Autor: mona

Eine was? Ananas?

Kann ich eine Ananas zeichnen? Ich weiß es nicht, mal sehen. Gemeint ist wohl die Frucht, nicht die Scheibe aus der Dose, letztere könnte ich gut. Im Nachhinein gibt es natürlich für jede Illustration einen guten Grund, nur manchmal ist er mir nicht sofort ersichtlich.

Hier also ein kleines Ananas Tutorial, weil ich die Zeitraffer Videos meiner App so nett finde. Das Grün hat mir Schwierigkeiten bereitet, wie man sieht. Alles in allem aber eine echte Sekundenzeichnung.

Gesellschaftstisch

Die Damen!? Haben Sie schon entschieden?

Der Kellner

Sehr nett, so ein Gesellschaftstisch. Der Kellner natürlich auch, vor allem angesichts der besonderen Geduld, die er aufbringen muss – bis wir entschieden haben.


Anmerkung der Redaktion: Die neue Instanz im Hotel Restaurant

in der Zwischenzeit

Zeit ist für mich ausgesprochen relativ, und dass obwohl sie das einzig Unverhandelbare immer und immer Gleichlaufende für uns ist.

Wieviel Zeit wohl zwischen früher (als alles besser war) und heute liegt (heute nicht, das verschieben wir gleich mal), zwischen jetzt (dem von jetzt oder nie) und morgen (aber wirklich) oder später (ist ja besser als nie) im Vergleich zu (eigentlich) zu spät und dann doch in Wahrheit nie zu spät?? Habe ich noch nicht herausgefunden, aber einen vergnüglichen Zeitstrahl daraus gemacht. Der ist so ernst gemeint, wie jede andere Timeline, Terminplanung und Zeitvorgabe, die dann doch nicht eingehalten werden kann.

Black is beautiful

for product design and packaging of tiny expensive cosmetics. Why do all of my little beauty essentials look alike? Applying black mascara on lips and using lip gloss on eyes actually happens – at 6 in the morning.

Die Pianistin

liebt Etüden, vermute ich, und ist trotz Bühne, Zuschauern und Kamera allein mit dem Instrument und dem Stück. Nur wenn es ein Duett ist, orientiert sich ihr Gehör auch an der Geige, die sie begleitet. Der Flügel steht ihr gut, Chopin und Liszt tun es auch. Masha oder Mascha hieß sie, glaube ich.

Die Violinistin

Die erste Geige ist in diesem Fall auch die einzige Geige und als Live Zeichnung fürchterlich schwer einzufangen. Noch viel schwerer stelle ich mir vor, in einem kleinen Konzertraum mit imposantem Klang unterschiedlichste Stücke auf einem derartig anspruchsvollen Instrument zum Besten zu geben. (Mir wurde im Alter von 6 Jahren jegliches Talent für die Geige abgesprochen, zu Recht, fürchte ich). Ich bin aber ein versierter Zuhörer geworden und habe den Nachmittag im Gasteig genossen.

Ich glaube, Musiker denken in Klängen so wie ich in Bildern denke. Das ist jedenfalls das, was ich in den selbstvergessenen Gesichtsausdruck hineindeute.

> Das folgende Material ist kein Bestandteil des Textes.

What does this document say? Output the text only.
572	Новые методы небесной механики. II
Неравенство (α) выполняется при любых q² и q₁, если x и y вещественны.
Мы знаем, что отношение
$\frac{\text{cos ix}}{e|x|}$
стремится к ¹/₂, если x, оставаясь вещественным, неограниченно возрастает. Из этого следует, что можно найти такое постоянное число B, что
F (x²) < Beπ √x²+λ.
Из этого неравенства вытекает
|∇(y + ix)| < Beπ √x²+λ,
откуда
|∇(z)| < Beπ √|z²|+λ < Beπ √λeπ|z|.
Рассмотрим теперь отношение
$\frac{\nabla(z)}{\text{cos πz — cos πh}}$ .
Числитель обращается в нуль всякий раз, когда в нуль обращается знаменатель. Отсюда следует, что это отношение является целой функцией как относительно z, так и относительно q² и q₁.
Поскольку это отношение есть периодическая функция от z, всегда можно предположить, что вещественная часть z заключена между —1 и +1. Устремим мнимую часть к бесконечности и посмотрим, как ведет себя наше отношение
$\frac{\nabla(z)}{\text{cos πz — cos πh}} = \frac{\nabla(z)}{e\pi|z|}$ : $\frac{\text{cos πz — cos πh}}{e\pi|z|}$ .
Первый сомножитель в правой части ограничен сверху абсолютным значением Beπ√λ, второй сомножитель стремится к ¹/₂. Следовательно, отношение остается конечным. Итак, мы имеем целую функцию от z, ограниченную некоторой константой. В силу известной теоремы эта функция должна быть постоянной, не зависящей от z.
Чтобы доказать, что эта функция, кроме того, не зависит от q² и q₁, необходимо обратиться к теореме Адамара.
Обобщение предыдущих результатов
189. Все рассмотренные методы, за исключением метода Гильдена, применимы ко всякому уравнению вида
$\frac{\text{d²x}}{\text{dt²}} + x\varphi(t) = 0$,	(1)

Saskia heißt sie, soweit ich weiß.

Probeweise

Solange der Gasteig noch in 5 Minuten mit dem Fahrrad zu erreichen ist, folge ich gerne spontanen Einladungen wie dieser. Ein kleines feines Ensemble bietet eine ebenso kleine feine Vorstellung, um Stücke zu proben, ein neues Duett zu proben und den Mitschnitt zu proben. Dabei sind Familie und Freunde und Bekannte – und alle waren wir ganz verzaubert von der Dynamik, die eine Geigerin und eine Pianistin zwischen Brahms, Chopin, Liszt und Larry entwickelt haben.

Ich frage mich, wie sie sich aufeinander eingestimmt haben und wieso es für kleine Ensembles so selbstverständlich ist, dass es keinen Dirigenten gibt.

Das Stück von Larry, dem Münchener Komponisten, hat sich mühelos eingereiht in die großen Meister. Er hat mich damit sehr beeindruckt (nicht nur, weil er persönlich anwesend war, sondern wegen der fulminanten ersten Takte und der Tatsache, dass es für Geige und Klavier ist und ich diese Kombination gar nicht selbstverständlich finde).